I draw. I DRAW A FUCKING LOT! I draw so goddamn much, and it's always FUCKED. I like the picture I'm working on the first fucking 50 TIMES I REDRAW THE GODDAMN THING. Then it gets a little old.
I don't fucking know my basic anatomy. Sing it with me! I DON'T GODDAMN WELL KNOW MY BASIC ANATOMY. I CAN'T BUILD STRUCTURE FOR SHIT. I KEEP GOING BACK TO THE SAME GODDAMN POSES BECAUSE I KNOW I'LL SPEND THE NEXT 10 GODDAMN HOURS REDRAWING THE SAME SHIT, BECAUSE I DON'T KNOW HOW TO DO IT RIGHT!!!
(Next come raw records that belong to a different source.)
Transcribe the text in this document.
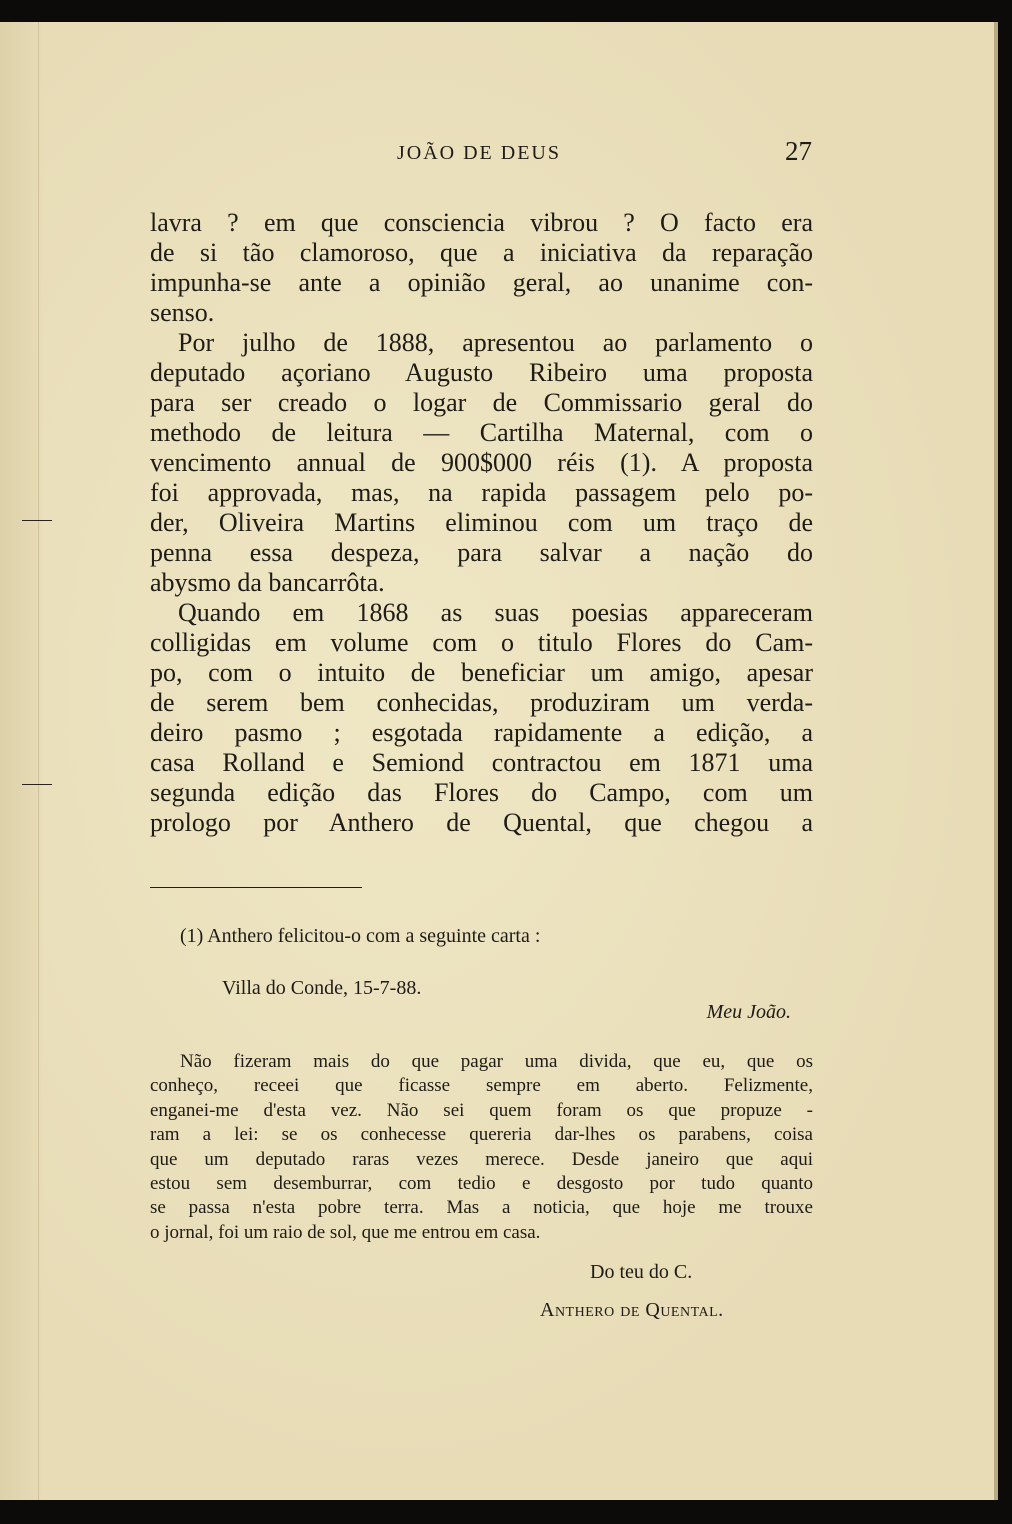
JOÃO DE DEUS	27
lavra ? em que consciencia vibrou ? O facto era
de si tão clamoroso, que a iniciativa da reparação
impunha-se ante a opinião geral, ao unanime con-
senso.
Por julho de 1888, apresentou ao parlamento o
deputado açoriano Augusto Ribeiro uma proposta
para ser creado o logar de Commissario geral do
methodo de leitura — Cartilha Maternal, com o
vencimento annual de 900$000 réis (1). A proposta
foi approvada, mas, na rapida passagem pelo po-
der, Oliveira Martins eliminou com um traço de
penna essa despeza, para salvar a nação do
abysmo da bancarrôta.
Quando em 1868 as suas poesias appareceram
colligidas em volume com o titulo Flores do Cam-
po, com o intuito de beneficiar um amigo, apesar
de serem bem conhecidas, produziram um verda-
deiro pasmo ; esgotada rapidamente a edição, a
casa Rolland e Semiond contractou em 1871 uma
segunda edição das Flores do Campo, com um
prologo por Anthero de Quental, que chegou a
(1) Anthero felicitou-o com a seguinte carta :
Villa do Conde, 15-7-88.
Meu João.
Não fizeram mais do que pagar uma divida, que eu, que os
conheço, receei que ficasse sempre em aberto. Felizmente,
enganei-me d'esta vez. Não sei quem foram os que propuze -
ram a lei: se os conhecesse quereria dar-lhes os parabens, coisa
que um deputado raras vezes merece. Desde janeiro que aqui
estou sem desemburrar, com tedio e desgosto por tudo quanto
se passa n'esta pobre terra. Mas a noticia, que hoje me trouxe
o jornal, foi um raio de sol, que me entrou em casa.
Do teu do C.
Anthero de Quental.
I have a backlog of shit that I can't get done. Sketches. MOTHERFUCKING SKETCHES. I want to finish this shit so fucking bad I can taste it, like fucking blood in my mouth. I WILL KEEP BEATING MY FUCKING HEAD AGAINST THIS WALL TILL ONE OF US BREAKS, CAUSE WHY? I FUCKING LEARNED IT WRONG THE FIRST TIME!
FUCK FUCK FUCK FUCK FUCK FUCK FUCK FUUUUUUCK YOU INABILITY, FUCK YOU ERASER, FUCK YOU FUCK YOU FUCK YOU FUCK YOU BRAIN - FUCKING JUST DRAW THAT SHIT GODDAMN IT. WHY WON'T YOU WORK?!?!?!?! WHY CAN I SEE IT AND NOT BE ABLE TO DRAW IT!?